In previous wars, from Genghis Khan to the conflicts in the early part of the 20th century, armies lived off the land, often taking food from the residents of an occupied area. World War II was the first truly mobile war that did not allow armies to be fed traditionally. By 1941 the United States government realized an imperative need to support troops with rations, and Isker was given the task of developing a ration that armies on the move could eat. The first major assignment was to create an allocation that could fit into a paratrooper’s jacket with enough food to survive a few days until ground troops could assist them.

Returning to the University of Minnesota, Isker went to work with Ancel Keys, a nutritionist researching at the university. They went to a local grocery store, purchasing various foods that included hard biscuits, dried sausage, chocolate bars and hard candy. After doing trial tests at Fort Snelling, a stick of chewing gum, two cigarettes, matches and a few sheets of toilet paper were added to the rations.
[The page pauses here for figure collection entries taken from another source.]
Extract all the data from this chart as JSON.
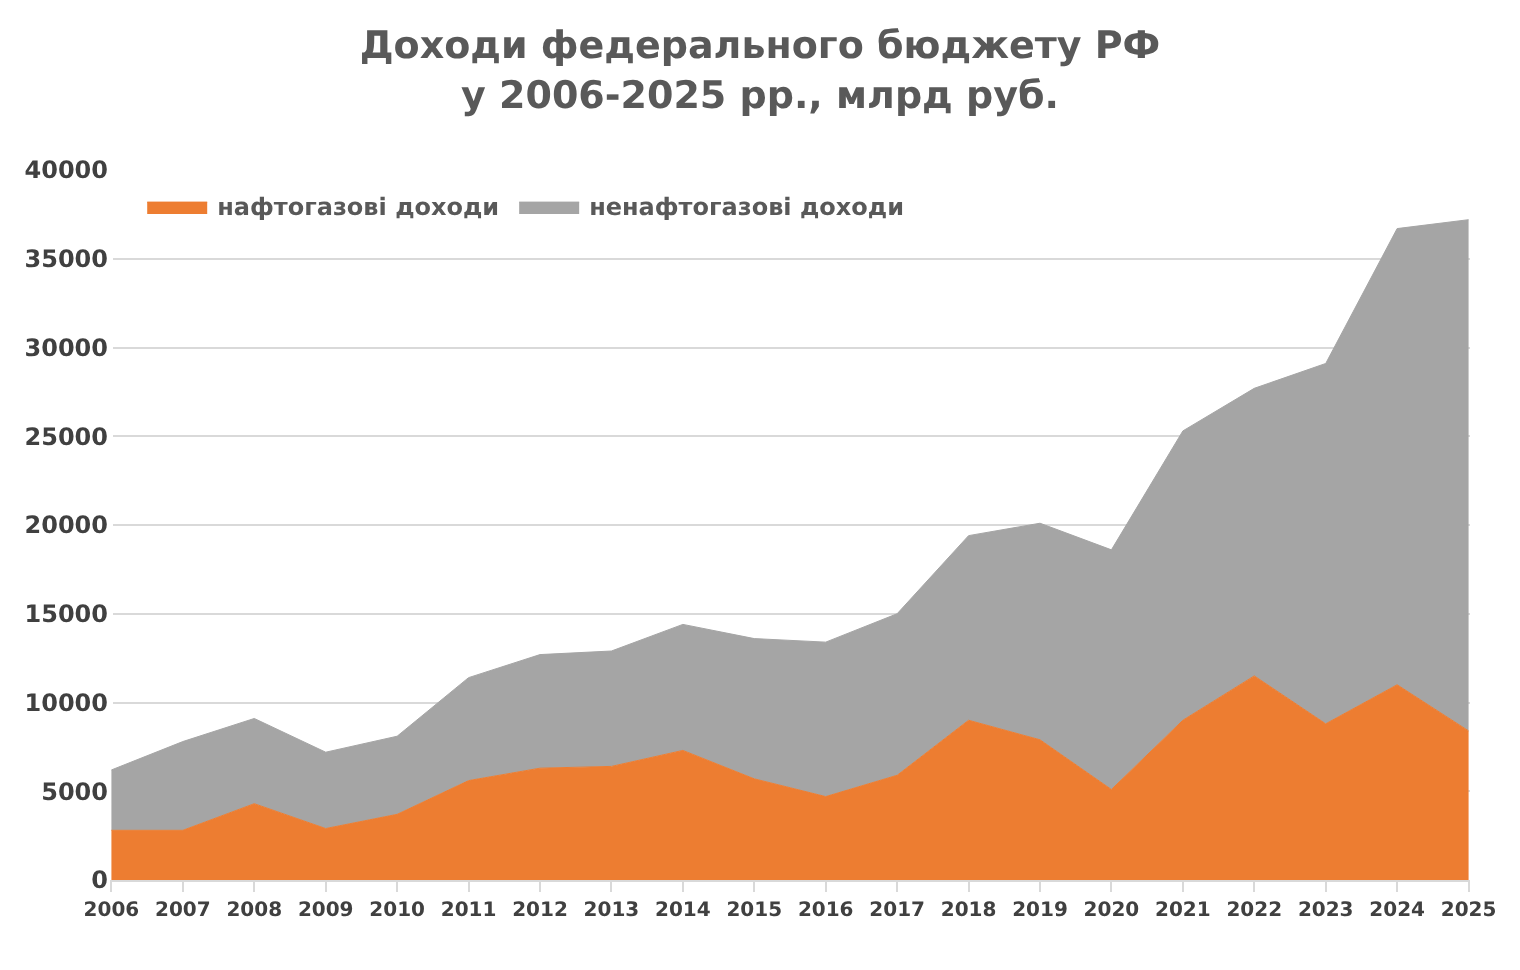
{
  "chart_data": {
    "type": "area",
    "stacked": true,
    "title": "Доходи федерального бюджету РФ\nу 2006-2025 рр., млрд руб.",
    "categories": [
      "2006",
      "2007",
      "2008",
      "2009",
      "2010",
      "2011",
      "2012",
      "2013",
      "2014",
      "2015",
      "2016",
      "2017",
      "2018",
      "2019",
      "2020",
      "2021",
      "2022",
      "2023",
      "2024",
      "2025"
    ],
    "series": [
      {
        "name": "нафтогазові доходи",
        "color": "#ed7d31",
        "values": [
          2800,
          2800,
          4300,
          2900,
          3700,
          5600,
          6300,
          6400,
          7300,
          5700,
          4700,
          5900,
          9000,
          7900,
          5100,
          9000,
          11500,
          8800,
          11000,
          8400
        ]
      },
      {
        "name": "ненафтогазові доходи",
        "color": "#a5a5a5",
        "values": [
          3400,
          5000,
          4800,
          4300,
          4400,
          5800,
          6400,
          6500,
          7100,
          7900,
          8700,
          9100,
          10400,
          12200,
          13500,
          16300,
          16200,
          20300,
          25700,
          28800
        ]
      }
    ],
    "ylim": [
      0,
      40000
    ],
    "yticks": [
      0,
      5000,
      10000,
      15000,
      20000,
      25000,
      30000,
      35000,
      40000
    ],
    "grid": "y",
    "legend": "top left"
  }
}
The second set of tests, done at Fort Benning, Georgia, proved to be successful to the point that the Army chose to order the emergency rations.

Wrigley Chewing Gum Co. in Chicago was tasked with packaging the easy-to-carry rations in wax-coated, waterproof boxes. The original intent of the rations was that they were to be used for two to three days until hot meals could be fixed.
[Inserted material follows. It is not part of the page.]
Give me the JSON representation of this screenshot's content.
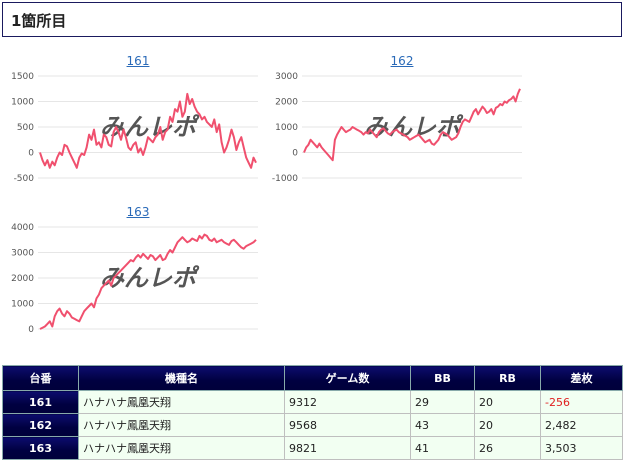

The Army misused the rations by supplying them to servicemembers for up to 90 days, leading to troops disgruntled with the food. In 1944, more than 105 million rations were produced.

Shortly after World War II, Isker retired from the Army and formed The Associates, Food and Container Institute. The Institute’s purpose was to research and provide the safest and best quality food service to support the Armed Forces. The Institute’s name was later changed to the current Research and Development Associates for Military Food and Packaging Systems, Inc.
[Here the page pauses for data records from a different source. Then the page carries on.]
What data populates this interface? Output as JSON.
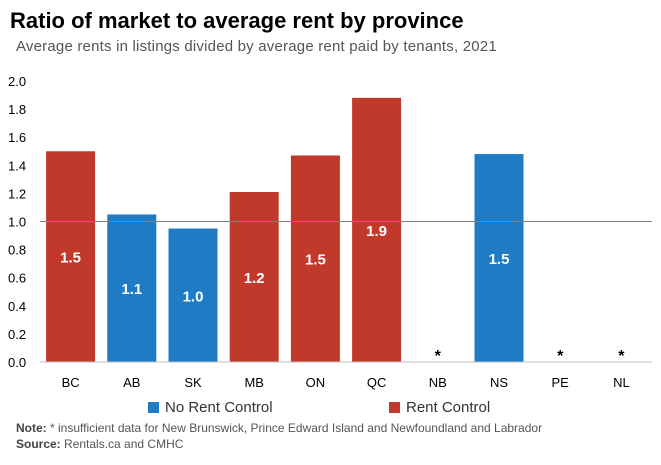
{
  "chart_data": {
    "type": "bar",
    "title": "Ratio of market to average rent by province",
    "subtitle": "Average rents in listings divided by average rent paid by tenants, 2021",
    "categories": [
      "BC",
      "AB",
      "SK",
      "MB",
      "ON",
      "QC",
      "NB",
      "NS",
      "PE",
      "NL"
    ],
    "values": [
      1.5,
      1.05,
      0.95,
      1.21,
      1.47,
      1.88,
      null,
      1.48,
      null,
      null
    ],
    "data_labels": [
      "1.5",
      "1.1",
      "1.0",
      "1.2",
      "1.5",
      "1.9",
      "*",
      "1.5",
      "*",
      "*"
    ],
    "rent_control": [
      true,
      false,
      false,
      true,
      true,
      true,
      null,
      false,
      null,
      null
    ],
    "ylim": [
      0,
      2.0
    ],
    "yticks": [
      "0.0",
      "0.2",
      "0.4",
      "0.6",
      "0.8",
      "1.0",
      "1.2",
      "1.4",
      "1.6",
      "1.8",
      "2.0"
    ],
    "reference_line": 1.0,
    "legend": {
      "placement": "bottom",
      "no_rent_control": "No Rent Control",
      "rent_control": "Rent Control"
    },
    "colors": {
      "no_rent_control": "#1e7bc4",
      "rent_control": "#c0392b"
    },
    "grid": false
  },
  "footer": {
    "note_label": "Note:",
    "note_text": " * insufficient data for New Brunswick, Prince Edward Island and Newfoundland and Labrador",
    "source_label": "Source:",
    "source_text": " Rentals.ca and CMHC"
  }
}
In 1996, 10 years after Isker passed away, the first Col. Isker Award was given to honor military personnel or government employees for contributions made to advance military food, packaging and equipment improvements. The award has been presented annually ever since.

Armed forces personnel during Shortly after World War II cannot be faulted for becoming upset with having to eat the same meals day after day. Research continued during the war to find more tasty, high calorie rations. These rations developed by a graduate of Kenyon High School had to be a significant factor in helping the Allies defeat the Axis powers of WWII.

Col. Isker is one of the many graduates of Kenyon High School who went on to make contributions that made a positive impact on our world.

Brown lawns

This summer’s cycle of numerous hot, dry days has saved some of us money and time since we do not have to buy gas for lawnmowers as frequently as we do some years. The weather has affected the neighborhood competition of whose lawn looks the best.

The University of Minnesota Extension service recommends that a typical residential Midwest lawn be maintained at the height of 3 inches or higher. The reasoning for this height is that taller grass shades out weed seeds and keeps the soil cooler. Taller grass will develop a more extended root system and be able to withstand periods of drought.

While growing up, I learned if the lawn is mowed at a higher setting, the grass will retain the moisture from the dew that forms overnight on the yard. This wisdom comes from a little-known horticulturalist, Orpha Anderson, my mother.

I often think of what Harmon Killebrew’s dad told his mother when she complained about their front lawn with huge bare spots caused by the boys playing on it. Killebrew’s dad said, “We are raising boys, not grass.”

Having a brown lawn is not the end of civilization. The good Kentucky bluegrass that makes up most of our yards is intended to go dormant during times of drought. It will once again be green when the rains come, and we complain about how often we have to mow the yard.

Kevin Anderson is a guest columnist for The Kenyon Leader.